7h15. Départ pour le boulot. Premier dilemme de la journée : clando ou taxi ? Le taxi veut 700, je proteste, il me répond : « Tu veux ou tu veux pas ? ». Bon. Clando, alors. Sauf qu’il est plein et me regarde comme si j’étais une valise en trop. J’insiste, le chauffeur soupire et me fait signe de monter.

7h35. On roule enfin. Cinq minutes plus tard, premier barrage de police. Contrôle de routine, qu’ils disent. Le chauffeur descend, palabre, revient. « C’est à cause de ça que je n’aime pas venir ici, tu prends quelqu’un à 500 tu vas donner 1 000f aux gens là ». Hein ?! Donc en fait, moi aussi, je paie l’amende du clando ? On proteste un peu, mais bon, il faut arriver au boulot.

8h10. Embouteillage. Et pas un petit. On avance à la vitesse d’une tortue fatiguée. Pourquoi ? Parce qu’il n’y a que deux vraies routes dans cette ville et que tout le monde est dessus. Taxis, camions, 4×4 climatisés de ceux qui ne vivent pas « en bas ». Et moi, en costume, collé à la fenêtre, une goutte de sueur traçant son chemin sur ma tempe. Je regarde le chauffeur. Il met la radio. Un discours qui parle du développement du pays. Ironie du sort.

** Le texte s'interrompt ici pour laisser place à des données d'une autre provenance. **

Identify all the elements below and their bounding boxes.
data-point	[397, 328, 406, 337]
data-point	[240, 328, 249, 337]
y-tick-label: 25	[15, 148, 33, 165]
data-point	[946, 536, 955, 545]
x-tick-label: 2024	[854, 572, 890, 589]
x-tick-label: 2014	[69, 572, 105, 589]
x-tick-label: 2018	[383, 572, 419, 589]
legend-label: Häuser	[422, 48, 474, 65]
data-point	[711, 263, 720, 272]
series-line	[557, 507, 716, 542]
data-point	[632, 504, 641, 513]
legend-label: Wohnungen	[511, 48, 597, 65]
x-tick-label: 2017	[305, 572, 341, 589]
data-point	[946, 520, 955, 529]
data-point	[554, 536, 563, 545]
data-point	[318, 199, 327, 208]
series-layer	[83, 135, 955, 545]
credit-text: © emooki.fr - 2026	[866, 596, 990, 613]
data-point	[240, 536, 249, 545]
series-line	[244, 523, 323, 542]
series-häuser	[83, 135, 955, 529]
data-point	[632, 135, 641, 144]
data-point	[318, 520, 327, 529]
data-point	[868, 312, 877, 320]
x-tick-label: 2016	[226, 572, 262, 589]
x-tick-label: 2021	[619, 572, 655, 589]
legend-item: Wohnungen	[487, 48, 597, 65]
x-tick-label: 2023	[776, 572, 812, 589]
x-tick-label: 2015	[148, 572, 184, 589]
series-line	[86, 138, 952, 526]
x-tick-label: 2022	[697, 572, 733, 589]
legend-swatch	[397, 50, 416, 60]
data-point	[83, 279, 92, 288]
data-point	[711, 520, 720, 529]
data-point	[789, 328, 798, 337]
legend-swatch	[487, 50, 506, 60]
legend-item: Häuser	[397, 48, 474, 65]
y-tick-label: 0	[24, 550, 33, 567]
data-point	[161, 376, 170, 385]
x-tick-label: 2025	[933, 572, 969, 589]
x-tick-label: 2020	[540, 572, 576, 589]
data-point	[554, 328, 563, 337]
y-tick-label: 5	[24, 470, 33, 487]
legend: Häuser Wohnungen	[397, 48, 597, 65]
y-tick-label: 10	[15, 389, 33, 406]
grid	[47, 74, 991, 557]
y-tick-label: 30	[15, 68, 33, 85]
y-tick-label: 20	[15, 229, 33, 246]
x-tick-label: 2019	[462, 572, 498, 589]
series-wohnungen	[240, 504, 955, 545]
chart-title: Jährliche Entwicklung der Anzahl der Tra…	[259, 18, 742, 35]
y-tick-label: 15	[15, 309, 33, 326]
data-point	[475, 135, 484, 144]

Et c’est là qu’on nous parle d’élections. Encore une fois, on va nous promettre monts et merveilles, des routes dignes de Dubaï, des universités aux équipements high-tech, et bien sûr, “un avenir radieux pour notre jeunesse”. On connaît la chanson, on l’a écoutée en boucle depuis trop longtemps. Mais moi, ce que j’attends du prochain président, c’est pas qu’il me promette 2035.

Moi, je veux savoir comment je vais faire demain matin. Est-ce que je vais encore galérer pour trouver du manioc à un prix raisonnable ? Est-ce que le pain va encore prendre 50 francs d’augmentation pendant qu’on nous parle de “plan de développement durable” ? Est-ce que je pourrai enfin rentrer chez moi sans craindre que mon quartier soit dans le noir ? Je ne veux plus entendre parler de projets “long-termistes” qui ne concernent que mes arrière-petits-enfants. Non, dites-moi plutôt comment, dès demain, mon quotidien peut redevenir vivable.

12h30. Pause déjeuner. Je vais acheter du pain. Hier encore, c’était 150. Aujourd’hui, c’est 200. Je regarde le vendeur, il me regarde, je le regarde encore. Finalement, je paie sans rien dire. Pas le courage.

17h00. Fin du boulot. Retour au combat. Cette fois, pas de clando. Je prends un taxi. 800 francs. Arrêt surprise de la police. Encore. Contrôle, palabres. Je paie et descends avant de me faire ruiner.

19h00. À la maison. Enfin. Pas de lumière. Toujours pas d’eau. Mais demain, on va encore nous dire qu’on est sur la bonne voie, que le pays avance. Moi, je veux juste que mon pain revienne à 125 et que mon quartier ne ressemble plus à une scène post-apocalyptique chaque soir.

Alors oui, les élections arrivent. Oui, on va encore nous vendre du rêve, des projets futuristes et des phrases pleines d’espoir. Mais moi, ce que je veux savoir, c’est comment on fait pour vivre maintenant, aujourd’hui, demain matin. Parce que 2035, c’est bien joli, mais j’ai encore une longue route à faire demain et je ne suis même pas sûr que mon téléphone aura assez de batterie pour me réveiller.

Alors voilà, je vais lire les programmes de campagne. Un par un. Et celui qui me dira, avec des arguments concrets, qu’il mettra le peuple et son bien-être au centre de tout, c’est lui que je suivrai.